Tentando, no seu castelo aberto, manter a esperança de que “os vivos ainda não morreram de todo”. O que requere paciência e demais apetrechos civilizadores, estampados neste invento editorial: “Tempo, Sonho e Razão”.
No fundo, o confronto de Adão com a sua Cruz, a sua viagem terrenal e a sua voragem temporal, em “consonância com a luz do Universo”.
Uma sintonia que, neste Adão, não se perspectiva conforme o lendário do Velho Testamento ou na Cruz do Novo Testamento, em virtude do Pintor, Poeta e pensador haver seguido por outras sendas e com outras senhas.
Temos, consequente e coerentemente, um Adão da “biologia do espírito”, com os pés assentes no planeta de Darwin e Galileu, de Einstein e Neruda, com uma iconografia de verdade e usufruto, de braços e abraços partilhados na edificação de uma Terra onde não seja proibido exibir espinha dorsal e existir com dois olhos na cara.
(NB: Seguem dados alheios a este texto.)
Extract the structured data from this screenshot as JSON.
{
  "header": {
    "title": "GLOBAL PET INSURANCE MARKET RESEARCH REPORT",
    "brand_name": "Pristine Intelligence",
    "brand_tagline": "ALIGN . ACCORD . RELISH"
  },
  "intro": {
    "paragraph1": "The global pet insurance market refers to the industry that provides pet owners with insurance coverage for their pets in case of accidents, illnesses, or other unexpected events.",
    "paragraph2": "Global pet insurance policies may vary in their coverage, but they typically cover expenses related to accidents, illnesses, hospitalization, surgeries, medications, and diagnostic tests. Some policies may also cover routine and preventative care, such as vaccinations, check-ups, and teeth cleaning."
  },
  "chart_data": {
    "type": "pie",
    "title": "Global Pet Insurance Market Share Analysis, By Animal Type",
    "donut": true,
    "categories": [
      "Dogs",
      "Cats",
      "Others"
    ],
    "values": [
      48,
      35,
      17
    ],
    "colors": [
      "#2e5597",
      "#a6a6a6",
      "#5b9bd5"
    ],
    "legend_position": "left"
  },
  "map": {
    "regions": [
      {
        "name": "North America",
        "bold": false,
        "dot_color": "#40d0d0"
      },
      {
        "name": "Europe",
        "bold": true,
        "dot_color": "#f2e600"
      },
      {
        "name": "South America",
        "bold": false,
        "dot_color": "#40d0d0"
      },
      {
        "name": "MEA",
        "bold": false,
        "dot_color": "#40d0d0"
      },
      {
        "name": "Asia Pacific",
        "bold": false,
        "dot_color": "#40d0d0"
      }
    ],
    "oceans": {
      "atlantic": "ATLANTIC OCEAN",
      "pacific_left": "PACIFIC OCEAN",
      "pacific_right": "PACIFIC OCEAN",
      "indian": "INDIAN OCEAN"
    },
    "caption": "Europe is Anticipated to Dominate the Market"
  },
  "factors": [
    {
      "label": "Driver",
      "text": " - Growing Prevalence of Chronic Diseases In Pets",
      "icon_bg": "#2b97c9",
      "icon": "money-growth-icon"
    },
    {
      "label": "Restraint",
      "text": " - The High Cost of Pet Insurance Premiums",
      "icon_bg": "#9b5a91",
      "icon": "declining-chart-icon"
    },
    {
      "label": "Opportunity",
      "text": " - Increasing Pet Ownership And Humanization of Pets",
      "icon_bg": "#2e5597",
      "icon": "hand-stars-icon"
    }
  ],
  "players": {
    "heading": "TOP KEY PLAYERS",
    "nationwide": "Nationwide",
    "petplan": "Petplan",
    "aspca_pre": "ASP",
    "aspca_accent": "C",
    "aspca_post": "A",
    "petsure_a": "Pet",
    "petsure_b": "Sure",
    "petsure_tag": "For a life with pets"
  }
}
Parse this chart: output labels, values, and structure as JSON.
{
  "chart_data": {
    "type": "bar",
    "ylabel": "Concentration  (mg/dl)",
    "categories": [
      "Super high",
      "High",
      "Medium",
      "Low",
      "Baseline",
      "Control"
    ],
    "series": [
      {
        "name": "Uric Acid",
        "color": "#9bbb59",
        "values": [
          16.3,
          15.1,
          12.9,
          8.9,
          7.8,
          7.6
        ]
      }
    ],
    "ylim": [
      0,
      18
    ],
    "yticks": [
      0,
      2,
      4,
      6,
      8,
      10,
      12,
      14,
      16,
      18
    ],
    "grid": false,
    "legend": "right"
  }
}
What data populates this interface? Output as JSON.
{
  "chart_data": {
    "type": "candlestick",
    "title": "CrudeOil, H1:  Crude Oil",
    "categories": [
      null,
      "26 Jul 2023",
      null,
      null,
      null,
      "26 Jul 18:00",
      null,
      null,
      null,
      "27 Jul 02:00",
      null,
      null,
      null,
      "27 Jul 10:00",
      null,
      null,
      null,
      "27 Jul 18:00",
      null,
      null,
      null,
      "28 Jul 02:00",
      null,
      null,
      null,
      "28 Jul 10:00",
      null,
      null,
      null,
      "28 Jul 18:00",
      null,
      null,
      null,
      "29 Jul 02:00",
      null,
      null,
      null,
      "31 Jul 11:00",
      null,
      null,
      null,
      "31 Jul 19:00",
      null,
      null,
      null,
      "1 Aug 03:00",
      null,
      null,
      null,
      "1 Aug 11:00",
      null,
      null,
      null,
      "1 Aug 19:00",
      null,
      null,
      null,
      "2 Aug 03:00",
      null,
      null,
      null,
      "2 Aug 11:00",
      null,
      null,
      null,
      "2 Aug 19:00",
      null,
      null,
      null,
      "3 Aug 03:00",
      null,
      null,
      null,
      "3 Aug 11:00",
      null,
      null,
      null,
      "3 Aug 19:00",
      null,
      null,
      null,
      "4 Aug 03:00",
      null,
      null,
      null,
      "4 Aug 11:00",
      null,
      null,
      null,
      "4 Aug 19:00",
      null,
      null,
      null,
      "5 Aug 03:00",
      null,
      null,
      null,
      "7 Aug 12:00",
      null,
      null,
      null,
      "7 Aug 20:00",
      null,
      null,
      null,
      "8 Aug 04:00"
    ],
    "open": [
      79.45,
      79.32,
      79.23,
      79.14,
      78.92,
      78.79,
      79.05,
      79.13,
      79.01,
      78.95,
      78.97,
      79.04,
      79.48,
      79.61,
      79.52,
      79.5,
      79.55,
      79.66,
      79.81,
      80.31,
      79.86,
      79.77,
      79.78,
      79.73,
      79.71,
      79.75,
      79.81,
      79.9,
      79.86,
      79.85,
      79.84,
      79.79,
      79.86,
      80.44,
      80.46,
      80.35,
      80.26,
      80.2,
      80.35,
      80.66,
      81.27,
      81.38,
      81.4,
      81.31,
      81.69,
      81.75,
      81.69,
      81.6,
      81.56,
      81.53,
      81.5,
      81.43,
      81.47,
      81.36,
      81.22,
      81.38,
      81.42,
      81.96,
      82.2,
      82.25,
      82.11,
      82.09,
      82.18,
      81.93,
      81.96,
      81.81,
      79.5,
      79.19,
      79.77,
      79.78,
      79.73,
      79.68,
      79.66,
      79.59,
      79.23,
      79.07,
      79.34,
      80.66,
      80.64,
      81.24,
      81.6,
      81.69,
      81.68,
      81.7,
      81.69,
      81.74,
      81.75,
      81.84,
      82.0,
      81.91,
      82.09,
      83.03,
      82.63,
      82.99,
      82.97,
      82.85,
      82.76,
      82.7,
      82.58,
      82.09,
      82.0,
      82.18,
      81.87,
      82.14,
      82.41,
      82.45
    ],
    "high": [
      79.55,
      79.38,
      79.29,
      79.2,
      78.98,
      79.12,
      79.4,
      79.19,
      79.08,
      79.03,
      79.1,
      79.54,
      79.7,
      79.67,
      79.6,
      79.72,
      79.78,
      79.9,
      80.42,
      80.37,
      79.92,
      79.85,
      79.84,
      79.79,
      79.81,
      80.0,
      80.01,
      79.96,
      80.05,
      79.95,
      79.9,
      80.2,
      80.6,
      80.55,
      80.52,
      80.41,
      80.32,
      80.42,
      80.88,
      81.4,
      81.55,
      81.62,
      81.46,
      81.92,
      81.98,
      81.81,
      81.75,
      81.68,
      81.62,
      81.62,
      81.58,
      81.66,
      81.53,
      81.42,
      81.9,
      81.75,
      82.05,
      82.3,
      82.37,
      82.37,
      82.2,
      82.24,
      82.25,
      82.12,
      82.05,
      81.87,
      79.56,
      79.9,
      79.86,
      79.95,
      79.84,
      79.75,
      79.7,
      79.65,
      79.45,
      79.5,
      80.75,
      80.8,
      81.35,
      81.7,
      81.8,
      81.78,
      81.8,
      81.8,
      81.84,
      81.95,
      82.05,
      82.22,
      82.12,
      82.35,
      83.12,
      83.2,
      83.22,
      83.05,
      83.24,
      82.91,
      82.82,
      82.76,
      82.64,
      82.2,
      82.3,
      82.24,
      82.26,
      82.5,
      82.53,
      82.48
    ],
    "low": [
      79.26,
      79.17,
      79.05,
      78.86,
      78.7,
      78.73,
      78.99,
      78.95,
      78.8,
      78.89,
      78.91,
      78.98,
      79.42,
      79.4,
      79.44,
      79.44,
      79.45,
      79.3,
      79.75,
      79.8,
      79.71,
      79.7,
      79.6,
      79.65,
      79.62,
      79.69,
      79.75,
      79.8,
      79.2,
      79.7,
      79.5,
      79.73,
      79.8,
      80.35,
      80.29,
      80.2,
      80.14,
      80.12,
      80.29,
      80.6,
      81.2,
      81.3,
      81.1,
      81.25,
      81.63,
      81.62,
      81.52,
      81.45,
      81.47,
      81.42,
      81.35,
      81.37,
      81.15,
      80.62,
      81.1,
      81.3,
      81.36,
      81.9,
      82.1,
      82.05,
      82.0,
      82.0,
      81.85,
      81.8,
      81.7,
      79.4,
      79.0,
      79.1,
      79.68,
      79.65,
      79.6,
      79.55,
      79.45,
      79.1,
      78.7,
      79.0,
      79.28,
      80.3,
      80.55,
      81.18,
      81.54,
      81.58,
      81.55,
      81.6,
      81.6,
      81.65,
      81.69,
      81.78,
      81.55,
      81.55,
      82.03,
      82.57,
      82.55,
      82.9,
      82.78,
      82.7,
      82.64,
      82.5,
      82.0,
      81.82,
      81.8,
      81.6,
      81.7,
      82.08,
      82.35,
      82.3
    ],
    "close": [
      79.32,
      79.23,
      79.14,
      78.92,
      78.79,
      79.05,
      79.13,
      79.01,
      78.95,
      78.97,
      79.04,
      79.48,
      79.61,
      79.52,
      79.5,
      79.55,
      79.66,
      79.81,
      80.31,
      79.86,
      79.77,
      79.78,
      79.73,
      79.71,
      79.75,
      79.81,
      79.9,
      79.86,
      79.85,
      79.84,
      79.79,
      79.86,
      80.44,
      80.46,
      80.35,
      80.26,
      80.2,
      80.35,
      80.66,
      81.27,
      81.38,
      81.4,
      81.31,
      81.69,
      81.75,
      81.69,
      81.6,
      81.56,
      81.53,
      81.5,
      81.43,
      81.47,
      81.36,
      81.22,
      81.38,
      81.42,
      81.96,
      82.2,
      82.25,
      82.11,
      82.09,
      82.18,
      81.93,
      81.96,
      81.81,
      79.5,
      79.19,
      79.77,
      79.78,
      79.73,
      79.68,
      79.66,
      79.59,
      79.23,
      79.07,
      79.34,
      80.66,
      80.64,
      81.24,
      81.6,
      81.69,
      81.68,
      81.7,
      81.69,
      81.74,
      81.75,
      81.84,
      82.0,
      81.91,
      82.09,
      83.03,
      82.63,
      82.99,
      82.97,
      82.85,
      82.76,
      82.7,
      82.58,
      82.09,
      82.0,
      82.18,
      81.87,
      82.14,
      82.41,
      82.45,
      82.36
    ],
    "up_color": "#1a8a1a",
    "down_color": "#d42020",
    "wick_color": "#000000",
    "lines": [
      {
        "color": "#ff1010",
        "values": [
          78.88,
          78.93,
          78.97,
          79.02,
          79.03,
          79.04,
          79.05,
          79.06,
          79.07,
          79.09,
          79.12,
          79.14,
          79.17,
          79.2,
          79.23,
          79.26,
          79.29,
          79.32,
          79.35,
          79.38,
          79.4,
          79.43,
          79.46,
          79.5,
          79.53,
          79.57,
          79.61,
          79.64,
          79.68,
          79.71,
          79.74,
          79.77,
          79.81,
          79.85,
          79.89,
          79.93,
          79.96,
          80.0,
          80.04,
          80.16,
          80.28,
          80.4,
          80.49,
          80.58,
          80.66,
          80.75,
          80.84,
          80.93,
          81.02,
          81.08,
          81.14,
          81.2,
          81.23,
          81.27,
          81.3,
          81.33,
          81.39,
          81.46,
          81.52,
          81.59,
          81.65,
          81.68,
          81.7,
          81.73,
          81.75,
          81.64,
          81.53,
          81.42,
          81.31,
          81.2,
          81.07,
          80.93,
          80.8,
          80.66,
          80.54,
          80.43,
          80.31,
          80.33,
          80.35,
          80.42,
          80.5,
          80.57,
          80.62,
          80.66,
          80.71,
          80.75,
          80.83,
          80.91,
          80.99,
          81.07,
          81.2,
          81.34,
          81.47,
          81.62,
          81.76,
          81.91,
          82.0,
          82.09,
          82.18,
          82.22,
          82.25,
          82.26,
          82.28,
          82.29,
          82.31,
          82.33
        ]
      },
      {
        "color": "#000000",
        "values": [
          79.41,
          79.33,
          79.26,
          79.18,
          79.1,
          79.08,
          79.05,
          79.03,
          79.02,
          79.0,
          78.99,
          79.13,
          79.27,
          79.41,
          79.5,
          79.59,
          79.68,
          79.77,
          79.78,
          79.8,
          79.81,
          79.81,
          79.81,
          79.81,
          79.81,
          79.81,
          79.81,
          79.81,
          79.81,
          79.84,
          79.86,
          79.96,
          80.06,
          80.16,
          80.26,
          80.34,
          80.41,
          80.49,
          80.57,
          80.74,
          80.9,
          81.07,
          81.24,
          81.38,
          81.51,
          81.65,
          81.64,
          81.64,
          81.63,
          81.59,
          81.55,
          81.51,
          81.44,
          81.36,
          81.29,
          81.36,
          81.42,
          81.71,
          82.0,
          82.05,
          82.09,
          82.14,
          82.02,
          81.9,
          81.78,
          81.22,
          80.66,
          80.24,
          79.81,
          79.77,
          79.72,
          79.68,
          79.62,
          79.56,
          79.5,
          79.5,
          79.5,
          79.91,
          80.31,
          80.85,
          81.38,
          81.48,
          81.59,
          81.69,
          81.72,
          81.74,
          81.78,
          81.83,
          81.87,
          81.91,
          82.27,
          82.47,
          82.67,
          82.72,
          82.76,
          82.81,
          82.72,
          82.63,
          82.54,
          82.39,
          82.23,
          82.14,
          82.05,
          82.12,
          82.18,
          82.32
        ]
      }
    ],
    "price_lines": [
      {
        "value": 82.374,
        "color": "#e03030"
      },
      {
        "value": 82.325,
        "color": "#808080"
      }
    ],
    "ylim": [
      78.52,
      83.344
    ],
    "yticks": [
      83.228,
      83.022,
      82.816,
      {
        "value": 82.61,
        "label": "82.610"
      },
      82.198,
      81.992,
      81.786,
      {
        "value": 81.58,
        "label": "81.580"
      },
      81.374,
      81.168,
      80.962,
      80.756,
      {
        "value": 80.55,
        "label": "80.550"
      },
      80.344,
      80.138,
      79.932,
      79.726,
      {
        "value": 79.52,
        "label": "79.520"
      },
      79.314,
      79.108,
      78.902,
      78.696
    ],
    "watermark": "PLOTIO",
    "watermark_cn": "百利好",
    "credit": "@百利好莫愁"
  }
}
Neste tempo de Sonhos exilados e de Razões silenciadas, só ganharemos em retomar os pretextos dos bons clássicos, de eterno retorno às cores que resistem, aos alfabetos de identificação pessoal e social, signos que não devem legitimar alguns bípedes em detrimento da humanidade.
A Arte não é artimanha.
A Arte não é só artifício.
A Arte é um contrato com as agruras da sobrevivência e as aventuras do infinito.
Tal mister implica o domínio do já feito para a sua ultrapassagem ou diversificação, domínio teórico e técnico.
Exige cumulativamente, sem dúvida, ânimo conspirador para arrostar com os equívocos e as tentações entre mérito e mercado.
Compete a Adão Cruz sabê-lo, desde que, no Paraíso, aceitou o pomo da concórdia, cedo metamorfoseado em pomo da discórdia. Recordação bastante para um proceder advertido dos riscos da felicidade. Da felicidade individual e da felicidade colectiva.
O que não impede os chamamentos mobilizadores e a correspondência dos que ousam investir Tempo com Sonho e com Razão.
Apesar de tudo, “Eppur si muove”: “E contudo (a Terra) move-se”. Não é, Galileu Galilei? E “O sonho comanda a vida”. Não é, António Gedeão? Não é, Manuel Freire? Não é, Adão Cruz?